All in all, I know our problems could be ALOT worse and I am grateful they are not. I just wonder how she feels about it. I know she takes medicine for the acid reflux which helps, but geez...I think I would hate throwing up 10 times a day! The med does help with the acid content. Before, she would cry when she spit up because it was burning. Now, that isn't the case but I still feel bad...more like helpless that I can't do anything to help. I'm optimistic though...and I am just hoping she grows out of this soon!

Tuesday, August 18, 2009

My First Post

I have had this blog for a while now, yet I still haven't posted anything. I didn't start this blog specifically for someone to read it. If they do, that's great. If not, no biggie. I'm only writing it for me...and my daughter. I want to chronicle her life experiences. I should have started this when she was born...heck, I should have started it when I was pregnant. Shoulda, coulda, woulda. At least I am starting now. Here comes the tricky part...I need to continue to blog. If I am determined (which I am), I will.

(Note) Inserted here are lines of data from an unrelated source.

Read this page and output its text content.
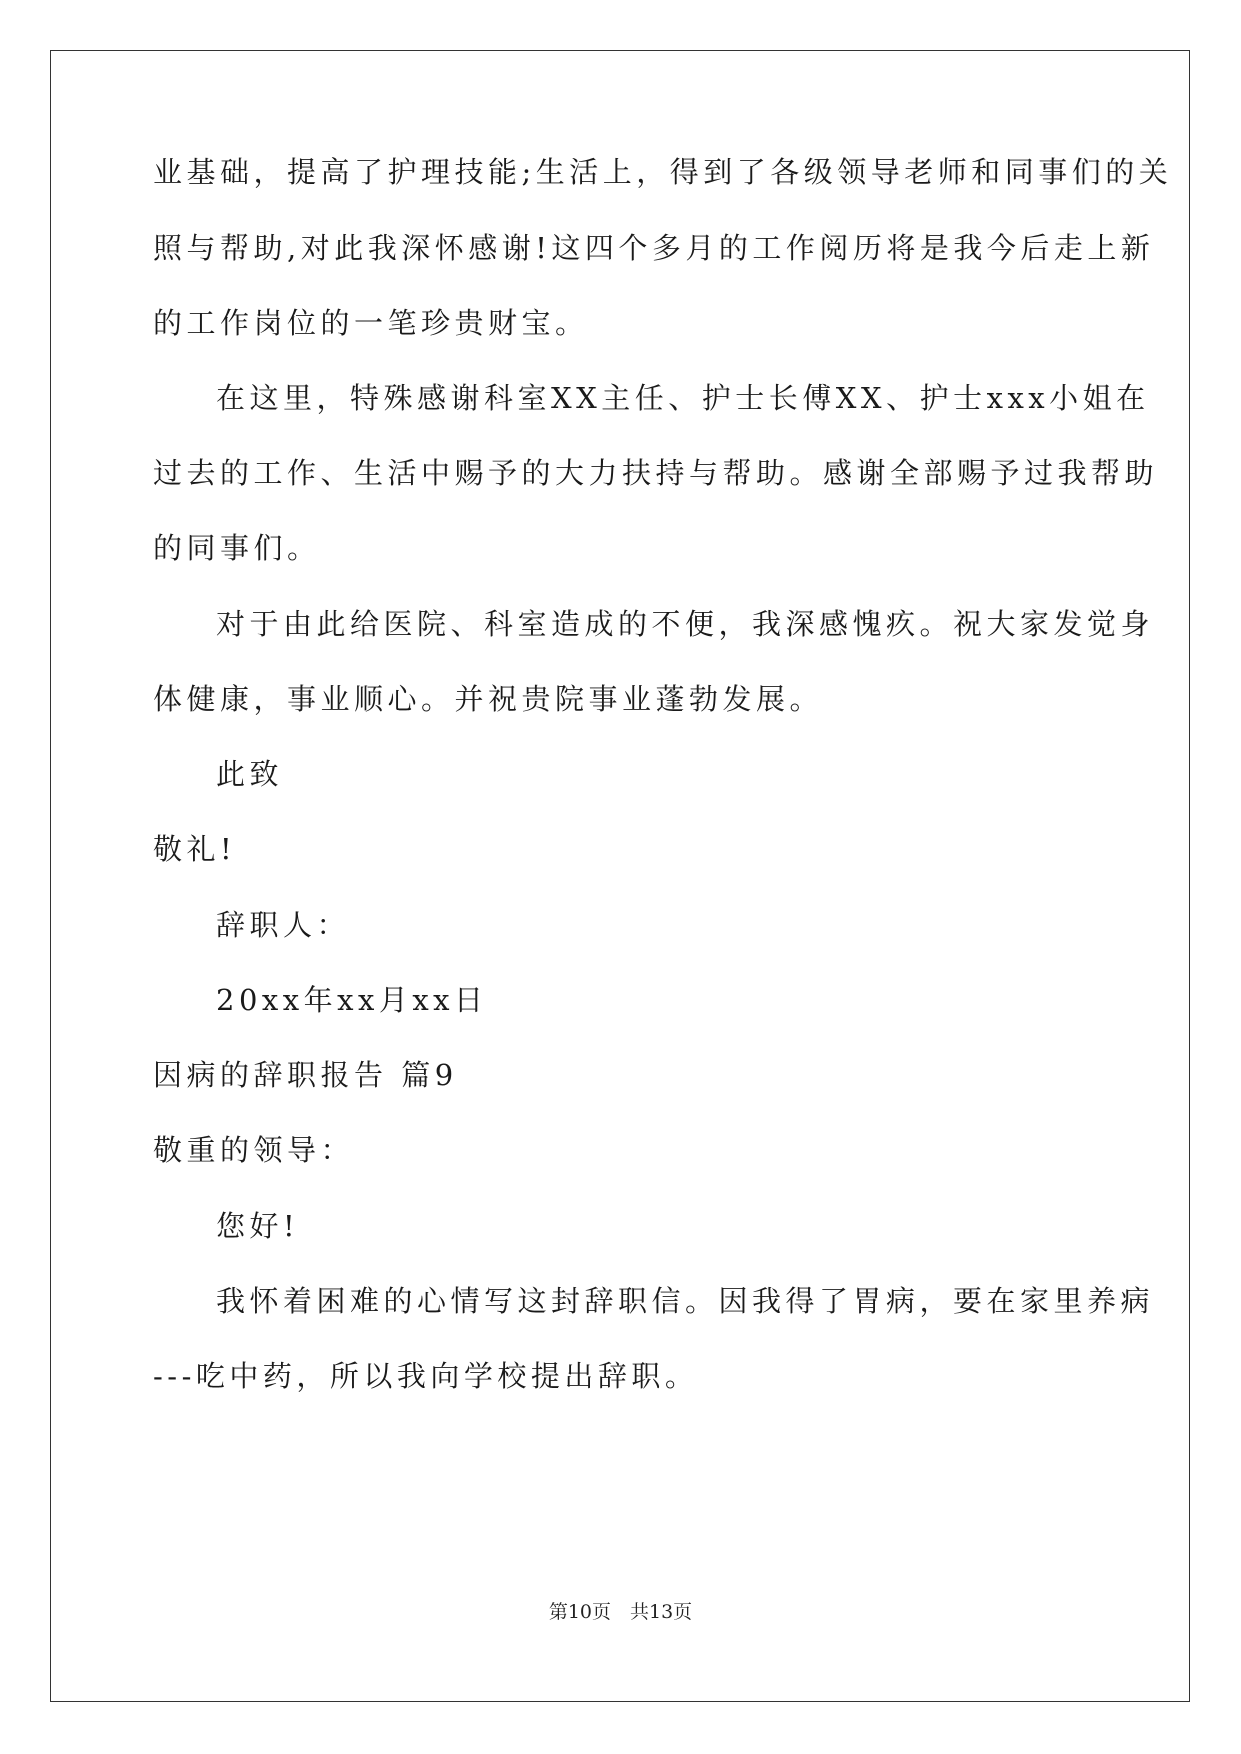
业基础，提高了护理技能;生活上，得到了各级领导老师和同事们的关
照与帮助,对此我深怀感谢!这四个多月的工作阅历将是我今后走上新
的工作岗位的一笔珍贵财宝。
在这里，特殊感谢科室XX主任、护士长傅XX、护士xxx小姐在
过去的工作、生活中赐予的大力扶持与帮助。感谢全部赐予过我帮助
的同事们。
对于由此给医院、科室造成的不便，我深感愧疚。祝大家发觉身
体健康，事业顺心。并祝贵院事业蓬勃发展。
此致
敬礼!
辞职人：
20xx年xx月xx日
因病的辞职报告 篇9
敬重的领导：
您好!
我怀着困难的心情写这封辞职信。因我得了胃病，要在家里养病
---吃中药，所以我向学校提出辞职。
第10页　共13页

So...a little about me (just in case someone is reading this)...my name is Jessica Loggins and I am 25 years old. I am married to my wonderful husband, Donnie, and we have been together for 7 1/2 years (married 2 1/2 years). I always feel the need to stress that we were together 5 years prior to getting married. We have a beautiful (I know I'm biased) daughter, named Addison who is 6 months old. She has filled my life (our life) with so much joy. I don't know how I ever lived without her. We actually tried to get pregnant for over a year. I have always been the kind of person who knew for a fact that I wanted kids. I had been dreaming about it since I was a little girl. However, after we got married and starting trying, it just wasn't working out for us. I thought we were going to have to get fertility treatments. In the end, I decided we just need to stop trying. And alas...it worked and we found out we were pregnant on June 22, 2008. Our precious baby was born on February 13, 2009.

Now my life is filled with toys, diapers, bottles, spit up (and lots of it...more on that later)...and I couldn't be happier. I think about her all the time and want to spend all my time with her. I look forward to crawling, talking, walking, potty training....although, I don't want it to come too fast. I already miss the newborn stage. But as she grows up, she is developing such a personality. My husband and I already think she is going to be a biter. When she gets frustrated she grabs and tries to shake you so hard. It's cute now...but when the biting starts, it isn't going to be as much fun!

I look forward to talking about my daughter...nonstop. So be prepared...the blog will be flooded with stories and pictures of the milestones of my baby girl. If you have any input, questions, or comments, don't hold back. I want to hear them all. I am always looking for tricks of the trade (being a mom that is) to be the best parent I can. I learned from the best and now I want to give it all back. Join me on my ride down Mommyhood!